I succeeded to bisect down the regressing commit found in kernel-5.18.0-rc2:

b39181f7c690 (refs/bisect/bad) ftrace: Add FTRACE_MCOUNT_MAX_OFFSET to avoid adding weak function

This at a glance does not relate to drm/kms code.

The attached patch effectively reverts the commit for 32bit.
This fixed the problem on kernel-5.18.0, but not enough for kernel-6.4.3 .
Comment 6 Taketo Kabe 2023-07-13 13:05:22 UTC
Created attachment 304626 [details]
check and return if vblank->worker was null in drm_vblank_flush_worker

Attached patch sort of fixes the problem; it does not panic and
KMS console works, but printk is triggered 4 times on radeon.ko load and
when VGA connector is plugged in.

I am sort of at loss now; I need advice from people which knows better.
Comment 7 Bagas Sanjaya 2023-07-14 02:40:13 UTC
Can you also file report on freedesktop gitlab [1]?

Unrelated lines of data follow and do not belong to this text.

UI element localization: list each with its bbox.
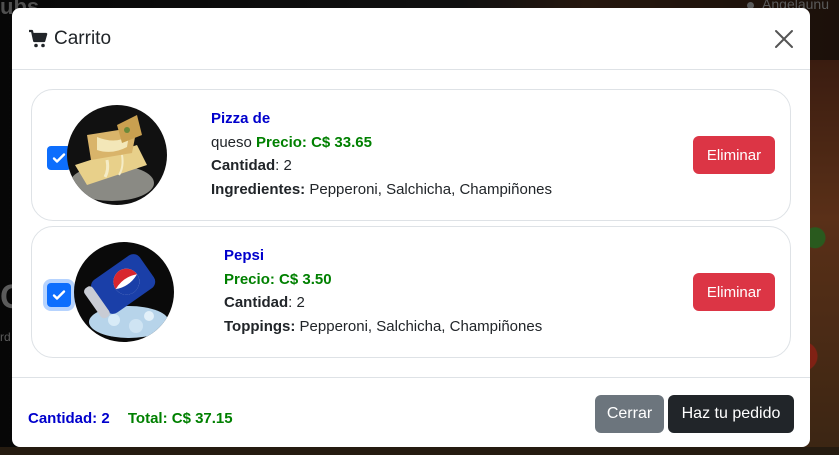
check-icon xyxy=(52,290,66,300)
item-extras-label: Toppings: xyxy=(224,317,296,335)
item-extras-value: Pepperoni, Salchicha, Champiñones xyxy=(305,180,553,198)
shopping-cart-icon xyxy=(29,29,48,48)
cart-item: Pepsi Precio: C$ 3.50 Cantidad: 2 Toppin… xyxy=(31,226,791,358)
item-name: Pepsi xyxy=(224,247,265,264)
item-price: Precio: C$ 3.50 xyxy=(224,270,332,288)
modal-header: Carrito xyxy=(12,8,810,70)
cart-item: Pizza de queso Precio: C$ 33.65 Cantidad… xyxy=(31,89,791,221)
summary-quantity: Cantidad: 2 xyxy=(28,410,110,427)
item-extras-value: Pepperoni, Salchicha, Champiñones xyxy=(295,317,543,335)
item-name-continued: queso xyxy=(211,133,252,151)
item-quantity-value: : 2 xyxy=(288,294,305,311)
close-icon[interactable] xyxy=(772,27,796,51)
item-price: Precio: C$ 33.65 xyxy=(256,133,372,151)
place-order-button[interactable]: Haz tu pedido xyxy=(668,395,794,433)
check-icon xyxy=(52,153,66,163)
item-quantity-label: Cantidad xyxy=(224,294,289,311)
item-info: Pepsi Precio: C$ 3.50 Cantidad: 2 Toppin… xyxy=(224,244,542,338)
pizza-image xyxy=(67,105,167,205)
item-checkbox[interactable] xyxy=(47,283,71,307)
modal-title-text: Carrito xyxy=(54,28,112,49)
close-button[interactable]: Cerrar xyxy=(595,395,664,433)
cart-summary: Cantidad: 2 Total: C$ 37.15 xyxy=(28,410,233,427)
item-info: Pizza de queso Precio: C$ 33.65 Cantidad… xyxy=(211,107,552,201)
summary-total: Total: C$ 37.15 xyxy=(127,410,233,427)
modal-footer: Cantidad: 2 Total: C$ 37.15 Cerrar Haz t… xyxy=(12,377,810,447)
cart-modal: Carrito Pizza de queso Precio: C$ 33.65 … xyxy=(12,8,810,447)
delete-item-button[interactable]: Eliminar xyxy=(693,136,775,174)
modal-title: Carrito xyxy=(28,28,111,50)
delete-item-button[interactable]: Eliminar xyxy=(693,273,775,311)
item-extras-label: Ingredientes: xyxy=(211,180,306,198)
item-name: Pizza de xyxy=(211,110,271,127)
pepsi-image xyxy=(74,242,174,342)
item-quantity-value: : 2 xyxy=(275,157,292,174)
item-quantity-label: Cantidad xyxy=(211,157,276,174)
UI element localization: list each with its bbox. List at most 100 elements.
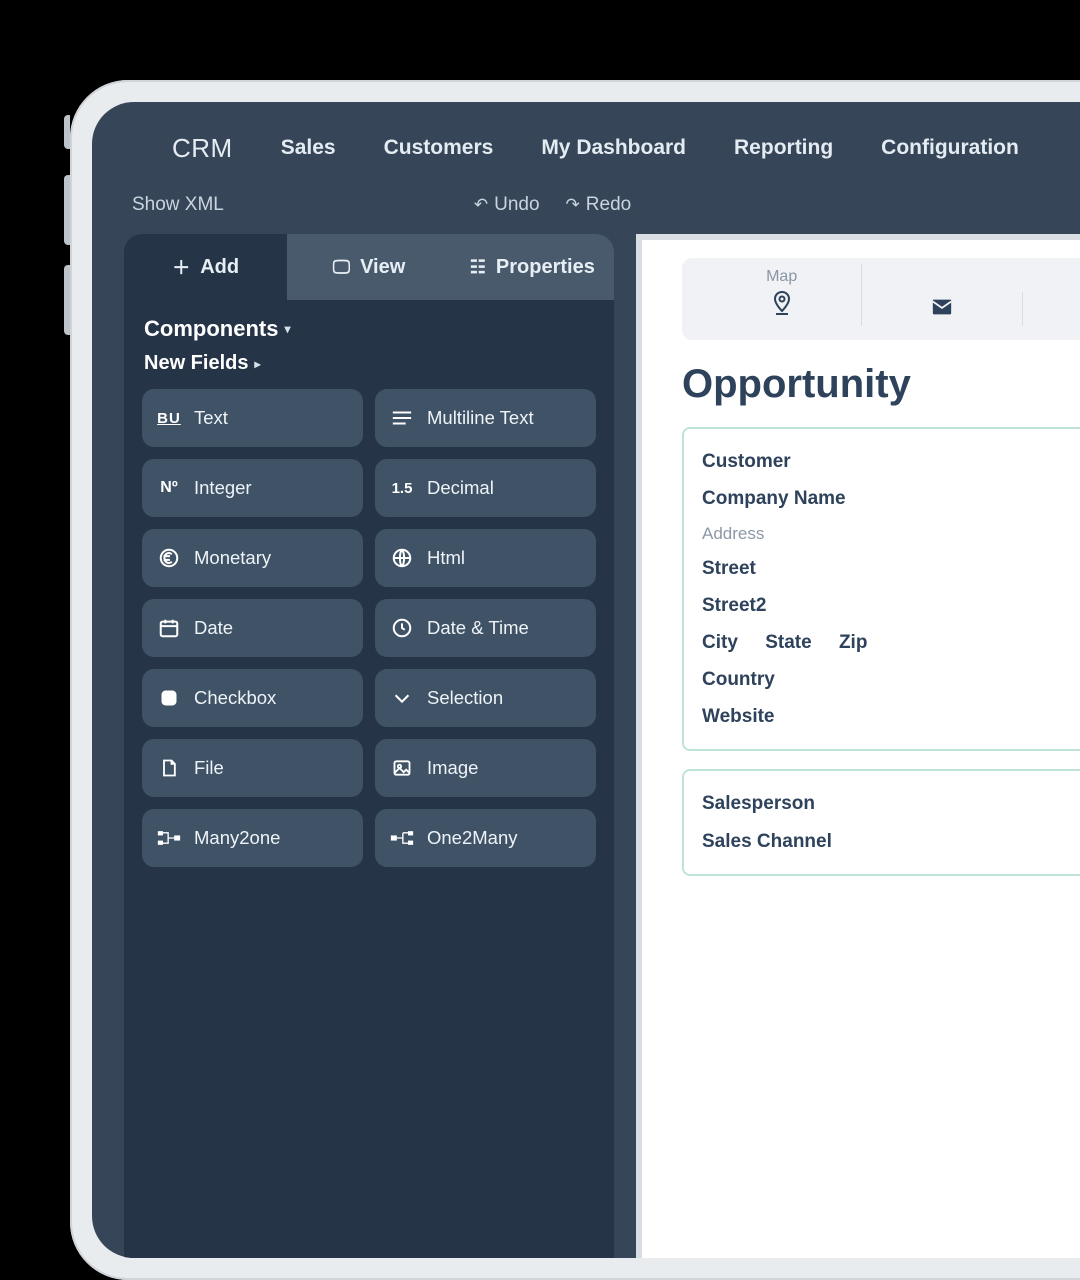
- decimal-icon: 1.5: [389, 480, 415, 497]
- nav-configuration[interactable]: Configuration: [881, 136, 1019, 160]
- field-label: Html: [427, 547, 465, 569]
- tab-view[interactable]: 🖵 View: [287, 234, 450, 300]
- toolbar-map[interactable]: Map: [702, 264, 862, 326]
- field-salesperson[interactable]: Salesperson: [702, 785, 1080, 822]
- workspace: ＋ Add 🖵 View ☷ Properties Components ▾: [92, 234, 1080, 1258]
- components-label: Components: [144, 316, 278, 342]
- nav-reporting[interactable]: Reporting: [734, 136, 833, 160]
- top-nav: CRM Sales Customers My Dashboard Reporti…: [92, 102, 1080, 190]
- many2one-icon: [156, 828, 182, 848]
- nav-my-dashboard[interactable]: My Dashboard: [541, 136, 686, 160]
- redo-button[interactable]: ↷ Redo: [566, 194, 632, 216]
- field-city[interactable]: City: [702, 632, 738, 653]
- device-frame: CRM Sales Customers My Dashboard Reporti…: [70, 80, 1080, 1280]
- components-panel: ＋ Add 🖵 View ☷ Properties Components ▾: [124, 234, 614, 1258]
- pin-icon: [770, 290, 794, 322]
- device-button: [64, 175, 70, 245]
- form-title: Opportunity: [682, 362, 1080, 407]
- field-label: Integer: [194, 477, 252, 499]
- field-text[interactable]: BU Text: [142, 389, 363, 447]
- nav-customers[interactable]: Customers: [384, 136, 494, 160]
- list-icon: ☷: [470, 257, 486, 278]
- undo-label: Undo: [494, 194, 539, 216]
- form-toolbar: Map: [682, 258, 1080, 340]
- tab-properties[interactable]: ☷ Properties: [451, 234, 614, 300]
- form-group-customer[interactable]: Customer Company Name Address Street Str…: [682, 427, 1080, 751]
- text-icon: BU: [156, 410, 182, 427]
- field-grid: BU Text Multiline Text Nº Integer 1.5 De…: [124, 385, 614, 871]
- caret-right-icon: ▸: [254, 357, 260, 371]
- paragraph-icon: [389, 409, 415, 427]
- sub-toolbar: Show XML ↶ Undo ↷ Redo: [92, 190, 1080, 234]
- field-file[interactable]: File: [142, 739, 363, 797]
- field-label: Multiline Text: [427, 407, 534, 429]
- field-multiline-text[interactable]: Multiline Text: [375, 389, 596, 447]
- label-address: Address: [702, 517, 1080, 550]
- one2many-icon: [389, 828, 415, 848]
- field-date[interactable]: Date: [142, 599, 363, 657]
- field-integer[interactable]: Nº Integer: [142, 459, 363, 517]
- panel-tabs: ＋ Add 🖵 View ☷ Properties: [124, 234, 614, 300]
- field-label: Monetary: [194, 547, 271, 569]
- tab-add[interactable]: ＋ Add: [124, 234, 287, 300]
- calendar-icon: [156, 617, 182, 639]
- new-fields-label: New Fields: [144, 352, 248, 375]
- field-label: One2Many: [427, 827, 518, 849]
- field-zip[interactable]: Zip: [839, 632, 868, 653]
- field-street[interactable]: Street: [702, 550, 1080, 587]
- field-image[interactable]: Image: [375, 739, 596, 797]
- field-label: Image: [427, 757, 478, 779]
- field-selection[interactable]: Selection: [375, 669, 596, 727]
- app-title: CRM: [168, 133, 233, 164]
- redo-label: Redo: [586, 194, 631, 216]
- plus-icon: ＋: [172, 254, 190, 280]
- app-screen: CRM Sales Customers My Dashboard Reporti…: [92, 102, 1080, 1258]
- nav-sales[interactable]: Sales: [281, 136, 336, 160]
- field-customer[interactable]: Customer: [702, 443, 1080, 480]
- mail-icon: [931, 296, 953, 322]
- field-html[interactable]: Html: [375, 529, 596, 587]
- field-monetary[interactable]: Monetary: [142, 529, 363, 587]
- field-street2[interactable]: Street2: [702, 587, 1080, 624]
- field-sales-channel[interactable]: Sales Channel: [702, 823, 1080, 860]
- new-fields-section[interactable]: New Fields ▸: [124, 346, 614, 385]
- field-country[interactable]: Country: [702, 661, 1080, 698]
- field-label: Date & Time: [427, 617, 529, 639]
- field-label: Decimal: [427, 477, 494, 499]
- redo-icon: ↷: [566, 195, 580, 215]
- tab-properties-label: Properties: [496, 256, 595, 279]
- image-icon: [389, 758, 415, 778]
- field-label: Selection: [427, 687, 503, 709]
- clock-icon: [389, 617, 415, 639]
- components-section[interactable]: Components ▾: [124, 300, 614, 346]
- undo-button[interactable]: ↶ Undo: [474, 194, 540, 216]
- euro-icon: [156, 547, 182, 569]
- toolbar-map-label: Map: [766, 268, 797, 286]
- tab-add-label: Add: [200, 256, 239, 279]
- globe-icon: [389, 547, 415, 569]
- toolbar-phone[interactable]: [1023, 290, 1080, 326]
- number-icon: Nº: [156, 479, 182, 497]
- device-button: [64, 265, 70, 335]
- form-group-sales[interactable]: Salesperson Sales Channel: [682, 769, 1080, 875]
- device-button: [64, 115, 70, 149]
- show-xml-button[interactable]: Show XML: [132, 194, 224, 216]
- file-icon: [156, 757, 182, 779]
- field-decimal[interactable]: 1.5 Decimal: [375, 459, 596, 517]
- field-state[interactable]: State: [765, 632, 811, 653]
- chevron-down-icon: [389, 687, 415, 709]
- field-many2one[interactable]: Many2one: [142, 809, 363, 867]
- field-label: File: [194, 757, 224, 779]
- field-company-name[interactable]: Company Name: [702, 480, 1080, 517]
- field-label: Checkbox: [194, 687, 276, 709]
- field-label: Text: [194, 407, 228, 429]
- field-website[interactable]: Website: [702, 698, 1080, 735]
- field-checkbox[interactable]: Checkbox: [142, 669, 363, 727]
- caret-down-icon: ▾: [284, 322, 290, 336]
- monitor-icon: 🖵: [333, 257, 350, 278]
- toolbar-mail[interactable]: [862, 292, 1022, 326]
- checkbox-icon: [156, 688, 182, 708]
- field-one2many[interactable]: One2Many: [375, 809, 596, 867]
- field-datetime[interactable]: Date & Time: [375, 599, 596, 657]
- field-label: Date: [194, 617, 233, 639]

[1]: https://gitlab.freedesktop.org/drm/amd/-/issues
Comment 8 Bagas Sanjaya 2023-07-14 02:43:36 UTC
(In reply to Bagas Sanjaya from comment #7)
> Can you also file report on freedesktop gitlab [1]?
> 
> [1]: https://gitlab.freedesktop.org/drm/amd/-/issues

Oops, I don't see your gitlab issue link on the TS. Sorry for inconvenience.
Comment 9 Taketo Kabe 2023-07-14 06:45:17 UTC
regressions@leemhuis.info sed in <55a3bbb1-5b3c-f454-b529-8ee9944cc67c@leemhuis.
info>

>> That being said: That commit is not in 5.18, as Steve noticed:
>>
>> >> #regzbot introduced: b39181f7c6907d
>> https://bugzilla.kernel.org/show_bug.c
gi?id=217669
>> >> #regzbot title: FTRACE_MCOUNT_MAX_OFFSET causes kernel NULL pointer
>> derefe
rence and virtual console (tty1) freeze
>> > That commit was added in 5.19.
>> >
>> > So I'm confused about why it's mentioned. Was it backported?
>>
>> Taketo Kabe, could you please help to clean this confusion up? Did you
>> mean 5.19 in https://bugzilla.kernel.org/show_bug.cgi?id=217669#c5 ? And
>> BTW: did you really use a vanilla kernel for your bisection?

Reporter Me:
I bisected using freedesktop.org kernel tree, which git commit ID is
in sync with kernel.org
but version number in ./Makefile could be slighty behind.

Patch in
https://bugzilla.kernel.org/show_bug.cgi?id=217669#c4
fixed the problem in freedesktop.org kernel 5.18.0-rc2 .
This may explain that in kernel.org tree, the said commit is in kernel-5.19.